Le RNDH-2026 décrit, sans détour, un écosystème public de financement de l’entrepreneuriat éclaté entre au moins quatre structures aux logiques différentes : l’ANPI pour la formalisation du dossier, le PNPE pour l’insertion professionnelle, la BCEG pour l’étude de crédit, et la SGG (Société de Garantie du Gabon, adossée au FGIS) pour la garantie bancaire, auquel on pourrait ajouter Okoumé Capital. Le rapport résume la situation vécue par le jeune porteur de projet en une formule directe : il « se perd » entre ces quatre guichets, chacun avec ses propres critères d’éligibilité et son propre format de business plan.

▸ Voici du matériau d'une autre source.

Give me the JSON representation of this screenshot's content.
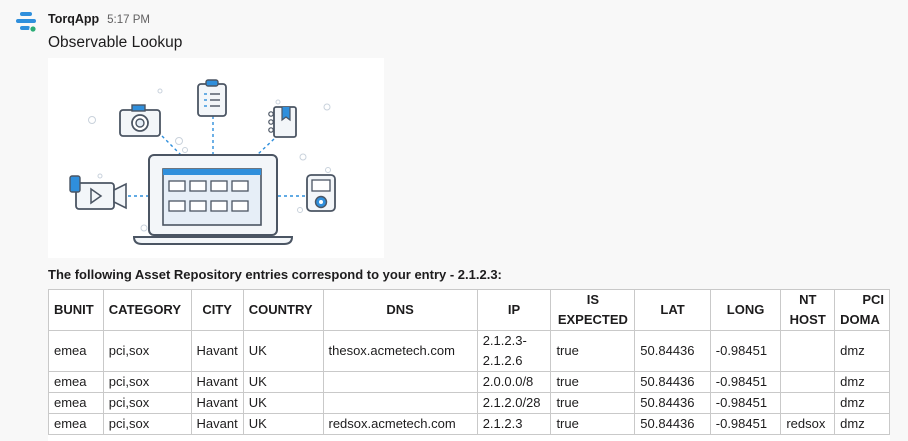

Ce cloisonnement institutionnel n’est pas un simple irritant administratif, il a un coût direct sur l’accès au financement. Le rapport rappelle que 55% des jeunes citent l’accès au crédit comme premier obstacle à leur activité, loin devant la peur de l’échec (14%) ou le manque de compétences en gestion (12%). Une partie de ce blocage tient précisément à l’absence de circulation de l’information entre les institutions censées, ensemble, financer un même projet.
Pour y remédier, le rapport propose la création d’un guichet unique de financement sous forme de plateforme numérique intégrée : un dossier déposé à l’ANPI serait transmis automatiquement à la BCEG pour étude de financement et à la SGG pour la garantie, sur la base d’un format standardisé baptisé « Gabon 2050 ». Le rapport recommande également une spécialisation plus nette des rôles, la BCEG devenant « banque de l’innovation » pour l’agro-industrie et la troisième transformation du bois, pendant que le FGIS se concentrerait sur la prise de participation en capital-risque.
Sur ce point précis de la gouvernance interinstitutionnelle, la commande publique gabonaise offre un précédent instructif. L’Assemblée nationale a elle-même recommandé, en décembre 2024, la mise en place d’un « guichet unique mensuel » réunissant toutes les parties prenantes des marchés publics pour accélérer la validation des conventions, un constat quasi identique à celui du RNDH sur le financement de l’entrepreneuriat. Ce parallèle suggère que le problème de coordination entre institutions publiques gabonaises dépasse le seul champ du financement des jeunes entrepreneurs, et qu’une réforme isolée du seul écosystème FGIS/SGG/BCEG/ANPI/PNPE, sans refonte de l’interopérabilité administrative de l’État, risquerait de reproduire les mêmes blocages sous une autre appellation.